Mr Charles Walker (Broxbourne) (Con)

It is a pleasure to follow the hon. Member for Sheffield, Heeley (Louise Haigh).

I should like to focus on knife crime prevention orders. If we are to reduce knife crime, we need to address the issue of drug usage. So many of the young people dying in our communities are dying as a result of the drugs trade—particularly cocaine. We need to consider increasing the costs attached to the usage of drugs, because drugs are historically extremely cheap at the moment; and if you want to attack usage, you have to increase the costs attached to recreational possession. The Minister said that she had looked at dealing with gangs—she had looked at knife crime prevention orders—but I think we need to look at drug prevention orders.
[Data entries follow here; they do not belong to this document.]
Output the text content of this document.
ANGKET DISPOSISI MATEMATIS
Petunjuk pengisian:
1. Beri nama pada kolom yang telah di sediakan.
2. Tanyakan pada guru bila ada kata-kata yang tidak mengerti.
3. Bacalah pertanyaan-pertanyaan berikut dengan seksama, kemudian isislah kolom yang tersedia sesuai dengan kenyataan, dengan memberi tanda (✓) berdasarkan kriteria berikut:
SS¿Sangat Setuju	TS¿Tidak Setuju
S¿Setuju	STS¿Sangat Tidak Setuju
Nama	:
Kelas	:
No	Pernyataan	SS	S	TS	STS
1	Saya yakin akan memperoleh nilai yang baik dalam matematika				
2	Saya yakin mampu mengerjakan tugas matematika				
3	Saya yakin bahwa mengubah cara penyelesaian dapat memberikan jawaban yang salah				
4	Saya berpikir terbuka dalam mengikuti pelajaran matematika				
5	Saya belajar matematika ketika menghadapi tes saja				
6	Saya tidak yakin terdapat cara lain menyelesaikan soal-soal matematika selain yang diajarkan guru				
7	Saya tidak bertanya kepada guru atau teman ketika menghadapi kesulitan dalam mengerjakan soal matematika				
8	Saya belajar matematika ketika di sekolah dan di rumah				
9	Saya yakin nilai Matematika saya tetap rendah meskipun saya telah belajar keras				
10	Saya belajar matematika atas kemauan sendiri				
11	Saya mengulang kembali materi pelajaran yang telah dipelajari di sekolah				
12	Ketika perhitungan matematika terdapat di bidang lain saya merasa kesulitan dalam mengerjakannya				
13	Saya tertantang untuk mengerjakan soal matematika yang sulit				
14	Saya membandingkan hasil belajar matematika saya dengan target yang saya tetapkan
I think it is appalling that the chattering classes, wherever you may find them, whatever their politics, are wringing their hands about the deaths of mostly young men and children on our streets and then, moments later, too many of them are shoving a line of cocaine up their noses. That is not a line of white powder; that is a line of blood, and users of cocaine have blood on their hands—the lives of many, many young people and children.

So I say this to the Minister. Let us not build more prisons. Let us not lock more recreational users up—but let us hit them in the pocket. If they are caught in possession of cocaine, if they are responsible for the deaths on our streets, they should be fined accordingly. Let us say that you are a City trader on £300,000 a year, Minister: you should be fined a third of your income—a third of your income—if you are caught in recreational possession. Then users might start to think. If they do not care about the young lives being lost on the streets, they might start thinking about the consequences to themselves and their finances.

It may be a City trader. It may be a Member of Parliament. It may be a doctor. It may be a teacher. But if they are using cocaine, they are responsible for the tragedies that are happening daily, and I think they should pay—pay for recreational usage. They should pay by being fined a significant amount of their income the first time they are caught in possession, 50% the second time and 100% the third time. When we introduce ​laws like that, Minister, people may start taking this matter seriously, and we may actually start to address the mayhem, destruction and tragedy that is afflicting so many of our communities.